# Thread: Generate Random Correlated Variable

1. ## Re: Generate Random Correlated Variable

Originally Posted by Dragan
See below.

Yes, b1 is the slope coefficient associated with the regression model.

"Sigma" is the standard deviation of the error term (E) in the regression model. You can set it to any postive value you would like. The value of Sigma affects the correlation (r) in the denominator i.e. Sqrt[Sigma^2 + b1^2].

In terms of your first question, I think it would be best if you provided a short concise example of what it is your trying to accomplish. That is, some values of Y and X so contributors can get a better "handle" on your problem.
I have 76 observations of X and associated Y. After running an Excel regression, I discover the following:

Correlation coefficient. (0.797)
R^2. 0.630
Standard error. 0.9594
Significance F and p-values. 0.0000 (rounded)
Intercept. 5.4013
X coefficient. (0.2205)

I want to generate a random Y from a known X, i.e., if X is 5, I want a random Y which is influenced by the regression statistics. For example, since X and Y are negatively correlated, I want a higher probability of a larger random Y as X decreases. Logically, I would expect any formula to include the intercept, X coefficient, actual test X, and possibly the correlation coefficient and standard error.

Using two random variables or using a standardized X seems counter-productive because I want the random Y tied a particular value of X.

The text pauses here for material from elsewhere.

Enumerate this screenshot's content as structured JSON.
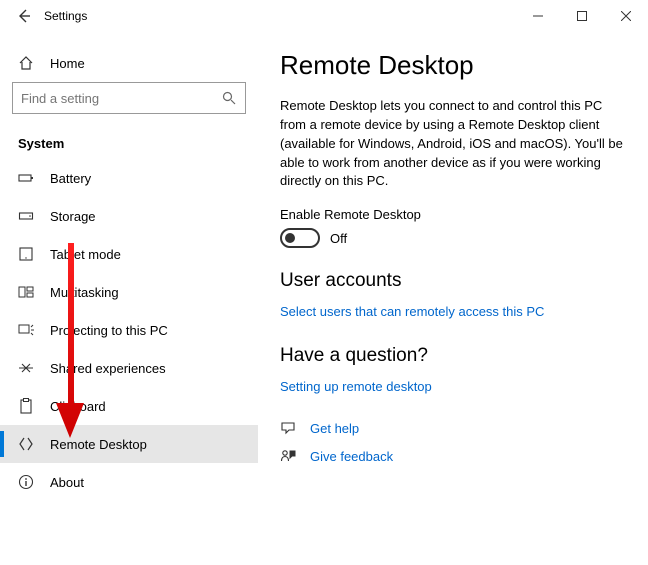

Hope this better explains my question.

2. ## Re: Generate Random Correlated Variable

Originally Posted by cisaak
I have 76 observations of X and associated Y. After running an Excel regression, I discover the following:

Correlation coefficient. (0.797)
R^2. 0.630
Standard error. 0.9594
Significance F and p-values. 0.0000 (rounded)
Intercept. 5.4013
X coefficient. (0.2205)

I want to generate a random Y from a known X, i.e., if X is 5, I want a random Y which is influenced by the regression statistics. For example, since X and Y are negatively correlated, I want a higher probability of a larger random Y as X decreases. Logically, I would expect any formula to include the intercept, X coefficient, actual test X, and possibly the correlation coefficient and standard error.

Using two random variables or using a standardized X seems counter-productive because I want the random Y tied a particular value of X.

Hope this better explains my question.

Well, I think the way you could approach this would be like this (note that this is a very simplified example):

Let X be 3 fixed levels of income in thousands of dollars: 5 5 5, 10,10,10, 15,15,15

Standardize X (ZX): -1.15,-1.15,-1.15, 0,0,0, 1.15 1.15,1.15

Create Y: Y = b0 + b1*ZX + E where E is standard normal (mean of zero and standard deviation of 1)

For example:

Y = 5 + (10)*ZX + E

And so, the level of correlation between Y and your fixed levels of X will be Corr[Y,X]= 10 / Sqrt[1 + 10^2] = 0.995.

Note that the Corr[Y, ZX] will also be 0.995 as the Pearson correlation is invariant to linear transformations.

3. ## Re: Generate Random Correlated Variable

Thank you very very much. This line ( Y = r*X + Sqrt[1 - r^2]*E) helped me a ton!